# Calibrate parameters to an unknown distribution/function observed data

Hi, I have read the tutorials and guide on the PyMC3 website, however, I couldn’t find any solution that fits my case.

I want to calibrate parameter m to observed cancer incidence rates from 2009 to 2015.

Parameter m is the malignant conversion rate of cancer cells. Using this parameter m (together with many other fixed parameters), I can specify the survival function S(t) of each person in the population. Then I draw a random number u and find the root of S(t) - u = 0 so that I can calculate whether one person has cancer or not and at what age he/she has the first cancer cell (this age is the root of the S(t) - u = 0 function).

Next, I apply this function to the whole simulated population (in 2008) to find how many people get cancer before they die because of other causes. From this, I can calculate the cancer incidence rate for each year from 2009 to 2015. The only observed data I have is cancer incidence rates from 2009 to 2015, so I want to find the parameter m that can give me the best fit to cancer incidence rates that I have.

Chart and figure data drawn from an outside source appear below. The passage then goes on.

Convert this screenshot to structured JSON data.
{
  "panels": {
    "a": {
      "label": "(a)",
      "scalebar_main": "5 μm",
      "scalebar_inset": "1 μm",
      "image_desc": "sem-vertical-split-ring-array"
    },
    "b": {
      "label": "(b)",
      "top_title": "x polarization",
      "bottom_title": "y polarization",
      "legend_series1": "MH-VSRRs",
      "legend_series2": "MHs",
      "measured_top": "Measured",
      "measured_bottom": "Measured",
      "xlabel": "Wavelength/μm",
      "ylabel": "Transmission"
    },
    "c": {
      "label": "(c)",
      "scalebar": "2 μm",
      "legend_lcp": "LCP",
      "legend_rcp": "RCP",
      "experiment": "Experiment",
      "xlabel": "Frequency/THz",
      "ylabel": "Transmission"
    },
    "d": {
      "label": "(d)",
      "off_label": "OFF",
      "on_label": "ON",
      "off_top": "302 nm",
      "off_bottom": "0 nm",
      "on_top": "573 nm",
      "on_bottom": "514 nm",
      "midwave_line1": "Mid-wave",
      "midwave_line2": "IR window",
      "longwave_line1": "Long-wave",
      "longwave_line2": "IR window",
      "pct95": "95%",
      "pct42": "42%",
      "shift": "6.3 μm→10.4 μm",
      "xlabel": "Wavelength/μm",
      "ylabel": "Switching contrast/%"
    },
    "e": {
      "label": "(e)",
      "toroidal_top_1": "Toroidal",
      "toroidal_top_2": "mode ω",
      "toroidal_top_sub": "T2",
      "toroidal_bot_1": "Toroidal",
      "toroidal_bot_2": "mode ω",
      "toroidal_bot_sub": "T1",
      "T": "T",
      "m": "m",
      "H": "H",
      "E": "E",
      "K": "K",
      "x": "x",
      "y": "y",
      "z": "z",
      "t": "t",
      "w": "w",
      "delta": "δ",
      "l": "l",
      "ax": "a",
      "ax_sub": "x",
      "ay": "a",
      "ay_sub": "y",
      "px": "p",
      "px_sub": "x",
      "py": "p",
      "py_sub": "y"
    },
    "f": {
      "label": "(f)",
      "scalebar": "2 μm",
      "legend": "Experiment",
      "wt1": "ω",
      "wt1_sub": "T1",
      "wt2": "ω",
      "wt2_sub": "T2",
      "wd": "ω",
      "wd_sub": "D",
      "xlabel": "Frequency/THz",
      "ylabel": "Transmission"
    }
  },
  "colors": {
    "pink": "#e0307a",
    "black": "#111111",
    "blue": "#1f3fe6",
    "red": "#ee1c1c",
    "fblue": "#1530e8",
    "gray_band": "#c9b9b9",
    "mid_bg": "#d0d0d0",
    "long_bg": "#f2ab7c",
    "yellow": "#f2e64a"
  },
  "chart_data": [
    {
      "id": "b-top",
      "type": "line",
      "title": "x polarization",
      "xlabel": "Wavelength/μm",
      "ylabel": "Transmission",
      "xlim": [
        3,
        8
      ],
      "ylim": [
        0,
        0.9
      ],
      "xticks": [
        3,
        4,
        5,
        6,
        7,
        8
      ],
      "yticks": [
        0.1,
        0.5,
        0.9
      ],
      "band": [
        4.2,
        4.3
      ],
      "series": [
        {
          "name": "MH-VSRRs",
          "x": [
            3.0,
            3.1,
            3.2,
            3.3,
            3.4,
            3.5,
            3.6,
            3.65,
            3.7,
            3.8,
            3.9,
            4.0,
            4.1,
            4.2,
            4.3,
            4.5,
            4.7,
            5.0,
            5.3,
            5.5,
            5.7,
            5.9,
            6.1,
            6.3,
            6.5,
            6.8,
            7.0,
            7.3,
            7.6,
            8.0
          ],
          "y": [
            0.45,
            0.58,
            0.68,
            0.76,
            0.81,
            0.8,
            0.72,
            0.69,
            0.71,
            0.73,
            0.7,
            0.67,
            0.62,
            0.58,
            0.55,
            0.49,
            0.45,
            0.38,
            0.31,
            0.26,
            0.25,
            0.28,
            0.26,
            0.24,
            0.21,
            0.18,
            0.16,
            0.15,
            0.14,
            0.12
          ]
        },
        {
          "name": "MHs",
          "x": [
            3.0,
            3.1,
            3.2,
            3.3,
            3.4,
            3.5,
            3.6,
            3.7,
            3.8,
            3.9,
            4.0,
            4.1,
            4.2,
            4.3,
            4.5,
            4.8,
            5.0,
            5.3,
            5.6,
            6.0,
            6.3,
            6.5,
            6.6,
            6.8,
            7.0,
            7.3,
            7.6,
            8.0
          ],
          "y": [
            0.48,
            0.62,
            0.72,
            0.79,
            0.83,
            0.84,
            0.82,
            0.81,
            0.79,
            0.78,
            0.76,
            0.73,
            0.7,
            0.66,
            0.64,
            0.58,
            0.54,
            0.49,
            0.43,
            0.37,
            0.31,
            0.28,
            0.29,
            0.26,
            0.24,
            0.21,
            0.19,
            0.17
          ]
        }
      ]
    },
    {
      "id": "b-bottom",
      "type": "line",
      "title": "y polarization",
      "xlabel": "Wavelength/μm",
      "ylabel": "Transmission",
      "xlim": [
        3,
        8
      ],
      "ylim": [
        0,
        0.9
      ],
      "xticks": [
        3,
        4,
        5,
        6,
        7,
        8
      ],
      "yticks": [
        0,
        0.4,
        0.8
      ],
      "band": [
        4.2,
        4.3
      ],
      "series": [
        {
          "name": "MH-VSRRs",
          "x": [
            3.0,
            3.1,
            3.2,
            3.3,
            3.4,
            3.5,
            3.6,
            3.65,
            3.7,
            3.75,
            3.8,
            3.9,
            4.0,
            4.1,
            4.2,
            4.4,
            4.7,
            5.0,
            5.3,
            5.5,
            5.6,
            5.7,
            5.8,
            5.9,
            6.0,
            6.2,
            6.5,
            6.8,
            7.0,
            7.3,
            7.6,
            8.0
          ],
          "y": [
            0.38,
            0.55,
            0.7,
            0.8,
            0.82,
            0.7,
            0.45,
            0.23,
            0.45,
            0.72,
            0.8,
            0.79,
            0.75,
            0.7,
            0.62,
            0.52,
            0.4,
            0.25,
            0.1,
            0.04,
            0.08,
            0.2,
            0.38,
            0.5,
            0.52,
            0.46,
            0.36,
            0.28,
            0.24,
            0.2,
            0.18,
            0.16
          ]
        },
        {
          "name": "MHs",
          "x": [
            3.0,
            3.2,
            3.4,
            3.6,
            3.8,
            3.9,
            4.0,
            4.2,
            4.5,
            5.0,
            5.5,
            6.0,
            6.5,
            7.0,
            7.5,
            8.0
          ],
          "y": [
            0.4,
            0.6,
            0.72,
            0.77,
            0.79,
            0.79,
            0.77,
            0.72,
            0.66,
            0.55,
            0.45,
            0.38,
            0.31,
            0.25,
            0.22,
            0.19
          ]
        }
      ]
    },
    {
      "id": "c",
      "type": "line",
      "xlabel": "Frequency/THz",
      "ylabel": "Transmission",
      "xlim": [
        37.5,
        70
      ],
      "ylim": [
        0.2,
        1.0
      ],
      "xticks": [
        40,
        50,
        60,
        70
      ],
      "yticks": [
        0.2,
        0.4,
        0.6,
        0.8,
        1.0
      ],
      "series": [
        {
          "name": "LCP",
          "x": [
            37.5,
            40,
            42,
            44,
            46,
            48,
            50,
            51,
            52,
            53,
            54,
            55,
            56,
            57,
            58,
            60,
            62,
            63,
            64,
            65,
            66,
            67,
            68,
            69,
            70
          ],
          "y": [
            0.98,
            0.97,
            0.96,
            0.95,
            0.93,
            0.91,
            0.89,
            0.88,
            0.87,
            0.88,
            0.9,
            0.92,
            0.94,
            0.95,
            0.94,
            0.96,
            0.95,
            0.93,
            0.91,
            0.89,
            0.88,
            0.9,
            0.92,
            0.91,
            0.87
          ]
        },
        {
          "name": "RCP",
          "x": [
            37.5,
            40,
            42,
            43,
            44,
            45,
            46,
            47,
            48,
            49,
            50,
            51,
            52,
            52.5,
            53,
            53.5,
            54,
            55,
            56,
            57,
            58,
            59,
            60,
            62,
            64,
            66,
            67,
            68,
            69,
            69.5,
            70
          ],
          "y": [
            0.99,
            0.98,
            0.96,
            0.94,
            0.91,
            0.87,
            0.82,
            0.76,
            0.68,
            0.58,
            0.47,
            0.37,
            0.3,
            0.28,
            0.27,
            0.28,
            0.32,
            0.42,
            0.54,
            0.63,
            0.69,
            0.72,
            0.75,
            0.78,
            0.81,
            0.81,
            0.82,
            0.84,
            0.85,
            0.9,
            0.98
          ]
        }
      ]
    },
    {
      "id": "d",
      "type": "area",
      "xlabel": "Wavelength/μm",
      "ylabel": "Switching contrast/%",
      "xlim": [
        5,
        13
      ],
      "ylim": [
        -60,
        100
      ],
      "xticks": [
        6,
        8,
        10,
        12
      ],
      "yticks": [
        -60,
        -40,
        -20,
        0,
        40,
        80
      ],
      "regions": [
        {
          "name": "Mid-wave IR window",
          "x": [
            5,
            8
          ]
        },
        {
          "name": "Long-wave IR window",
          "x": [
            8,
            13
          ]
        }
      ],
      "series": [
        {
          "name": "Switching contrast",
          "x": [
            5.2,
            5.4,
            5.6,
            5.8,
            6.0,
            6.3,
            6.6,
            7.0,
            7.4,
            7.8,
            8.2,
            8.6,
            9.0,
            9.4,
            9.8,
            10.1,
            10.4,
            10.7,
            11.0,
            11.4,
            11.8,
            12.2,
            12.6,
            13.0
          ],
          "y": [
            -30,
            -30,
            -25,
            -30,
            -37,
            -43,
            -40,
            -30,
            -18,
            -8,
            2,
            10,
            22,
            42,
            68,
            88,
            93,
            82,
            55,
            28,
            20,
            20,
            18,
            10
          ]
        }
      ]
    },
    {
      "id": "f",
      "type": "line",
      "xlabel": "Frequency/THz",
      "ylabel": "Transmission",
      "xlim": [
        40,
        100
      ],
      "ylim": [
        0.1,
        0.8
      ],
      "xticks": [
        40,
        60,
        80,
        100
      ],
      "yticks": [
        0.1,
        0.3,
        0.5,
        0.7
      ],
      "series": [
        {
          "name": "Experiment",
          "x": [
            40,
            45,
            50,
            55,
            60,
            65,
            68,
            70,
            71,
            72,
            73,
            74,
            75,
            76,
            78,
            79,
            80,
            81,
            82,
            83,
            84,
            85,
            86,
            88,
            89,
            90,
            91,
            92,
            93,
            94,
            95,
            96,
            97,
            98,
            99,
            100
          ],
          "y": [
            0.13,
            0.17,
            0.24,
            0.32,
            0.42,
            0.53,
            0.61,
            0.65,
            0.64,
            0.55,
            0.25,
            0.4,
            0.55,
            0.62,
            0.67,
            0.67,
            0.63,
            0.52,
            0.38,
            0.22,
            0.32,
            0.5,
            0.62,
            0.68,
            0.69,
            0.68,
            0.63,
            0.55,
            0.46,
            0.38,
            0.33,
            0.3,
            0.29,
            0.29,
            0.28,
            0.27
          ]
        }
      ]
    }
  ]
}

In other words, m is the parameter of individual risk, and observed data y is population statistics. So y(m) is a complicated and unknown function. I don’t know how to specify the model in this case.

I tried to minimize the mean squared error using the scipy Nelder-Mead method but it doesn’t provide a good fit and the result changes when I change the random seed number (because of the random variable u), so I think Bayesian will be a better choice since it provides non-point estimates.

Here is how my simulated result using Nelder-Mead and observed data look like:

Please give me some ideas of how I can specify this model using PyMC3. Thank you very much!